Personal Injury / Legal

Malpractice Cases

Altered Records Spell Trouble
Dennis Semlow, DC

Facts:

Dr. Marie Petit first treated Hank Matthews for pain in the right leg and buttock, and numbness and tingling in the toes. After orthopedic, neurologic and structural function tests, Dr. Petit diagnosed the 50-year-old gardener's problem: chronic L5 lumbar disc syndrome, L5 disc degeneration, left leg radiculitis, and lumbar splinting muscle spasm.

Dr. Petit treated Matthews with spinal adjustments, traction, ultrasound, and EMS and reflex techniques. She told him to avoid heavy lifting, strenuous exercise, and sudden movements. Dr. Petit also told him not to use heat on the inflamed areas.
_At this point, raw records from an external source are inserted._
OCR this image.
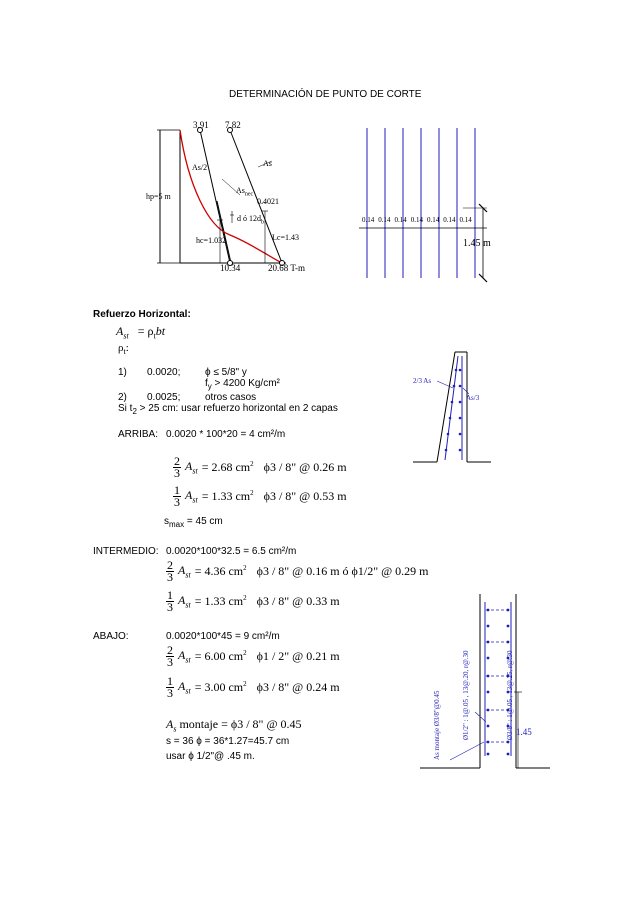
DETERMINACIÓN DE PUNTO DE CORTE
3.91 7.82
As/2	As
$As_{nec}$
0.4021
d ó $12d_b$
hp=5 m
hc=1.032	Lc=1.43
10.34	20.68 T-m
0.14 0.14 0.14 0.14 0.14 0.14 0.14
1.45 m
Refuerzo Horizontal:
$A_{st} = \rho_tbt$
$\rho_t$:
1) 0.0020; ϕ ≤ 5/8" y
$f_y > 4200$ Kg/cm²
2) 0.0025; otros casos
Si $t_2 > 25$ cm: usar refuerzo horizontal en 2 capas
2/3 As
As/3
ARRIBA: 0.0020 * 100*20 = 4 cm²/m
$\frac{2}{3} A_{st} = 2.68$ $cm^2$ ϕ3 / 8" @ 0.26 m
$\frac{1}{3} A_{st} = 1.33$ $cm^2$ ϕ3 / 8" @ 0.53 m
$s_{max} = 45$ cm
INTERMEDIO: 0.0020*100*32.5 = 6.5 cm²/m
$\frac{2}{3} A_{st} = 4.36$ $cm^2$ ϕ3 / 8" @ 0.16 m ó ϕ1/2" @ 0.29 m
$\frac{1}{3} A_{st} = 1.33$ $cm^2$ ϕ3 / 8" @ 0.33 m
ABAJO:	0.0020*100*45 = 9 cm²/m
$\frac{2}{3} A_{st} = 6.00$ $cm^2$ ϕ1 / 2" @ 0.21 m
$\frac{1}{3} A_{st} = 3.00$ $cm^2$ ϕ3 / 8" @ 0.24 m
$A_s$ montaje = ϕ3 / 8" @ 0.45
s = 36 ϕ = 36*1.27=45.7 cm
usar ϕ 1/2"@ .45 m.	As montaje Ø3/8"@0.45	Ø1/2" : 1@.05 , 13@.20, r@.30	Ø3/8" : 1@.05 , 13@.25, r@.30 1.45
After two months of treatment, Dr. Petit referred Matthews to her associate, Dr. Phil Mallory. When questioned about the frequency and intensity of pain, Matthews admitted that he had injured his back at work. Midway through his treatments with Dr. Petit, the gardener had strained his back, weeding. A few days later, he fell down a short flight of steps. Matthews also admitted to using a heating pad on the sore areas. Dr. Mallory emphasized the importance of following Dr. Petit's instructions.

Dr. Mallory gave Matthews conservative treatment, and the patient felt some relief. Two weeks later, Matthews returned to the office and told Dr. Mallory that he had experienced urination problems and had felt shooting pains in his back while mowing a lawn.

Dr. Mallory diagnosed a medial disc protrusion. He administered a blocking technique and sent the patient home with instructions to apply ice and to call if he continued to have bladder problems.

Dr. Mallory called three times that day to check on the patient's progress. When Matthews complained of increasing pain, Dr. Mallory told him to see a neurologist and gave him the names of four local doctors.

A week later, Matthews saw a neurologist, Dr. Gina Howard. Dr. Howard requested a myelogram, but Matthews was reluctant. Five days later he agreed to the myelogram which revealed a herniated disc at the L-4/L-5 level. Dr. Howard performed a laminectomy the following day.

In the months following surgery, Matthews lost bladder and bowel functions, and most of the sensation in his legs. He suffered partial paralysis in one leg, and the other leg required a brace. He was diagnosed as cauda equina syndrome.

Outcome:

Matthews brought suit against Dr. Petit and Dr. Mallory. He alleged the following: failure to diagnose, improper treatment, and failure to refer. The plaintiff demanded $125,000 from each doctor.

Chiropractic experts for the plaintiff felt that an earlier referral to a neurologist was appropriate, especially considering the numbness and tingling in the lower extremities. They were prepared to testify that the chiropractors had a medical responsibility to refer their patient for neurological care in a timely manner.

Chiropractic experts for the defense supported the conservative treatment used by both doctors, and said that treatment for a protruding disc is within the standard of care.

The defense's medical investigator discovered that Dr. Mallory had rewritten all of Matthew's records when the neurologist requested copies. The chiropractor did this before the malpractice claim and insisted that he was only making them more legible. He had destroyed the originals.

The defense attorney felt that the record changing would look very suspicious to a jury, but he did note several points in favor of the defense:

  • The patient did not modify work and personal habits to accommodate his back problem.

  • Matthews used heat, even though he was instructed not to.

  • Two weeks passed before Matthews told the doctors about his accidents at work.

  • He waited a week before seeing a neurologist and did not immediately agree to the myelogram.

The defense attorney concluded that the seriousness of the plaintiff's injuries and the altered records would be difficult obstacles to overcome in court. Fearing a jury verdict for the plaintiff might exceed $250,000, the defense attorney negotiated a settlement of $75,000.

Prevention:

If a patient is non-compliant early in the treatment process, document the records so that the doctor knows to take care to repeat instructions, document discussions, and make follow-up phone calls. Make sure the patient is completely informed. Consider an early referral to another medical specialist.

Never destroy original records, even if you think they are illegible. If you send a rewritten version to another doctor, enclose a copy of the original so that you can prove you have not altered the contents.

This case study is provided from the OUM Group Chiropractor Program's claim files. The study is based on actual incidents; however, circumstance and names have been changed.